The paper "Equity Mode of Entry Techniques " is an outstanding example of marketing coursework. An organization that wants to succeed in the business must consider the concept of entering into the global market. It is because of the competition in the domestic market as well as technology developments. As a result of this, many countries have eliminated trade barriers with the aim of attracting and retaining investors to improve their economic growth. In this regard, various market entry strategies are available. They are classified into equity and non-equity modes (Hill, 2014, 2).
It is the responsibility of the management of the company to select the most appropriate market entry strategy that enables them to succeed in the new market. The purpose of this paper is to discuss the merits and demerits of the global entry strategies which are classified as equity and non-equity. The keywords used in this essay include franchising which is a contractual agreement between two companies, direct exporting where an organization exports products directly to the customers, equity and non-equity international market entry strategies. The structure of the essay starts by discussing non-equity entry techniques and then discusses equity strategies with their merits and demerits.
Self-reflection is also provided and finally the conclusion summarizing the entire findings of the essay. Non-equity entry strategies The following are the non-equity entry strategies an organization can adopt when entering into new markets; Direct exporting It is the mode of entry where a company manufactures products in the home country and exports them to a different global market. It is applied when an organization wants to enjoy economies of scale. For instance, a manufacturing company makes products at a central place and distributes them to different markets globally (Dyer et al, 2003, 12).
It means that the company has control over the distribution channels. The technique introduces the products into a new market through export once the company has identified an opportunity in the international market. Advantages The first advantage of direct exporting is that the company has control over the foreign markets to distribute the products. It means that the company has the exclusive choice of the international markets and representative companies. Also, the direct export improves communication between the company and the customers because they provide effective feedback thus building a strong relationship (McDonald et al, 2002, 23).
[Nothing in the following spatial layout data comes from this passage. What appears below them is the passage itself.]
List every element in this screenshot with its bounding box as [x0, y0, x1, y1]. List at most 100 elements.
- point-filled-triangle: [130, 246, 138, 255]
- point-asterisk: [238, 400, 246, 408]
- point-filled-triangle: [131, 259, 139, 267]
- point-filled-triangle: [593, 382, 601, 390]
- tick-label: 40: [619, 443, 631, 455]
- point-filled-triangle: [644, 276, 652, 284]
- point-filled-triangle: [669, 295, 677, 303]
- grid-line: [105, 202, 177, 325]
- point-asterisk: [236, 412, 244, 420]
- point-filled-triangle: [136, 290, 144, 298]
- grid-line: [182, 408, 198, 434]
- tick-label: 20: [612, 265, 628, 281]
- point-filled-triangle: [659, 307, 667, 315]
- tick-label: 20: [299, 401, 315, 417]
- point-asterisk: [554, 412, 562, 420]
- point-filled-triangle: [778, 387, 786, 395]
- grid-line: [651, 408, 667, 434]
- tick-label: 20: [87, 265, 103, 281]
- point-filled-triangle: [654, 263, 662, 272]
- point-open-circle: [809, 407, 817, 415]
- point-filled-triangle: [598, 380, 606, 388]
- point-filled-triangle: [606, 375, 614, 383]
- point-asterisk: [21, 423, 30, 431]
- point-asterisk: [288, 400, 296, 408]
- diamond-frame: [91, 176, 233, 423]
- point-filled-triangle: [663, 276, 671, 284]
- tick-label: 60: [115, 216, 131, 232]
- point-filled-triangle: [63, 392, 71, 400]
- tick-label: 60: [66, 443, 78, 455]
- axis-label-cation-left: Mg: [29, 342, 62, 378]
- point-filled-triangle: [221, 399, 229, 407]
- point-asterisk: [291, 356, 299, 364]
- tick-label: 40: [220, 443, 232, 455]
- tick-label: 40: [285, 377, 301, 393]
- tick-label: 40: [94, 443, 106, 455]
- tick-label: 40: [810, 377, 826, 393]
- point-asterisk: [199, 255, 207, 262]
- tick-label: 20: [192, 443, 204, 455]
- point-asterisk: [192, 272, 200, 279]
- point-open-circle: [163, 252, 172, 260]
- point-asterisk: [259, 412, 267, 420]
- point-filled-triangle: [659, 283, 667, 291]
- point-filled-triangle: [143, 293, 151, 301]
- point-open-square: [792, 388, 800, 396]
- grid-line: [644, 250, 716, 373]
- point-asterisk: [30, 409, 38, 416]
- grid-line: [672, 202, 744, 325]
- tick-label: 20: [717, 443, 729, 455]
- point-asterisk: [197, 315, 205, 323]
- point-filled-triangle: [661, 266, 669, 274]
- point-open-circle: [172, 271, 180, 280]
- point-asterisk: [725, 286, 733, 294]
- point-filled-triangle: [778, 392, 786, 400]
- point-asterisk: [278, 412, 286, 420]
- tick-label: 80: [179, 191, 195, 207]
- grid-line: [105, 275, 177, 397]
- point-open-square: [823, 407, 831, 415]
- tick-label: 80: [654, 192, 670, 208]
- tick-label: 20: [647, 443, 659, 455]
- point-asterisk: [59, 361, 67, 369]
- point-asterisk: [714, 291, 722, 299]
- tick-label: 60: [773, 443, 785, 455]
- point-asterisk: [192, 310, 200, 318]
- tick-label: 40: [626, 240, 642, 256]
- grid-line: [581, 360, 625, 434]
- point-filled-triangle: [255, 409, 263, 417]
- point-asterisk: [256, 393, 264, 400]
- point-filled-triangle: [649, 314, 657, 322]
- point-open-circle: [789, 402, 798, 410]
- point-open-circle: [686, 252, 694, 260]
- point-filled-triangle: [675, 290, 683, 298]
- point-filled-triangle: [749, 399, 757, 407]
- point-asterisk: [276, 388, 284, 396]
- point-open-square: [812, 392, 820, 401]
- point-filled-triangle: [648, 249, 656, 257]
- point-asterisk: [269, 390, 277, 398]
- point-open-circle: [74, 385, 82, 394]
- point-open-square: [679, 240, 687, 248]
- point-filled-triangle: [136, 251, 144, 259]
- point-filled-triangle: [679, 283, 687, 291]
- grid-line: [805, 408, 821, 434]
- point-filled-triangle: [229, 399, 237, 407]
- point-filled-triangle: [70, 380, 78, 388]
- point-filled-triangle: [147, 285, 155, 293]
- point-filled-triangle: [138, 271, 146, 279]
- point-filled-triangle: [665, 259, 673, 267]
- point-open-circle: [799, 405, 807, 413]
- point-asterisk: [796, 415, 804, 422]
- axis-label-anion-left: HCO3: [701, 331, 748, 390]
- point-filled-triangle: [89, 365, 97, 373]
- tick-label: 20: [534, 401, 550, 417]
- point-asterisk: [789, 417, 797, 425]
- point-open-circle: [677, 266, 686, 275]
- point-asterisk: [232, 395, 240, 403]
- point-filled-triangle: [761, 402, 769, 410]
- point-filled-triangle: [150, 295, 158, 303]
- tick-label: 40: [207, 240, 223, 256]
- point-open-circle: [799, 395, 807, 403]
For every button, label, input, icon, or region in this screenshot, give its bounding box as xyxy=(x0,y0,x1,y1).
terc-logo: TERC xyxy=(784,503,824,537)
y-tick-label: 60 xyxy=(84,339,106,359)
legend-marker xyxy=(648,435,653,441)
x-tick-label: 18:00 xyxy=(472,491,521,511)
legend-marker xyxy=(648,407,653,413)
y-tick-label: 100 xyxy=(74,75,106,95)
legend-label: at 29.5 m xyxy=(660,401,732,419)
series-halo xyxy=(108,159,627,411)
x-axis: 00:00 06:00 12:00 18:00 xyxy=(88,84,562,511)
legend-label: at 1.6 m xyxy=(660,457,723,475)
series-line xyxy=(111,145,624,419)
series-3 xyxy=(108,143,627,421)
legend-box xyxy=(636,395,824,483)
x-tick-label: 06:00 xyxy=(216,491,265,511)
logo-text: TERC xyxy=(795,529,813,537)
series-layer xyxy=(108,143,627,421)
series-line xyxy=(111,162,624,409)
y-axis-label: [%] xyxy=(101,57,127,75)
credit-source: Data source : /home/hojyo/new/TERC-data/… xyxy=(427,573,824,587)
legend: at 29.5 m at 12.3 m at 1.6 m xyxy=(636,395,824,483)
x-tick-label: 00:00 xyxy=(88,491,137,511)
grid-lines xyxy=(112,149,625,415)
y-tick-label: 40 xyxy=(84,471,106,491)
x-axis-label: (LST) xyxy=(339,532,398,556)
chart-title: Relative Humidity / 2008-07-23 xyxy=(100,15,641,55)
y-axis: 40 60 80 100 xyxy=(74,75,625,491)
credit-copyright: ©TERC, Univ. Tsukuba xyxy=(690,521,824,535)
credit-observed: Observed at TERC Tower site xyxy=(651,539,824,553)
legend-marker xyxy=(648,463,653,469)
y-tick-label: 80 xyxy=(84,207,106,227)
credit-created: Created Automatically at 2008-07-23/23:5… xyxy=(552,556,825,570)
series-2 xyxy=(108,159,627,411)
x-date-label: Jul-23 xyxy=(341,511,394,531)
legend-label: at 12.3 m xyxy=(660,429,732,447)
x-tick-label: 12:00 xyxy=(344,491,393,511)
Furthermore, the company is able to protect its patent rights such as trademarks intellectual property. Also, the company can increase its sales because of its large market share. In this regard, the company will have exclusive rights to control its operations. Disadvantages Despite the benefits of direct exports, demerits also exist. The first demerit is that there are high startup costs and high risks as compared to indirect exports. For instance, there is a high risk of distributing the products to the wrong markets and rejection by the target market (Peng, 2008, 21).
Also, it requires a large investment so that it can be successful. For instance, it requires a competent workforce to conduct market research and adequate time to transport the products to the new markets. It also takes time to promote the products in the new market.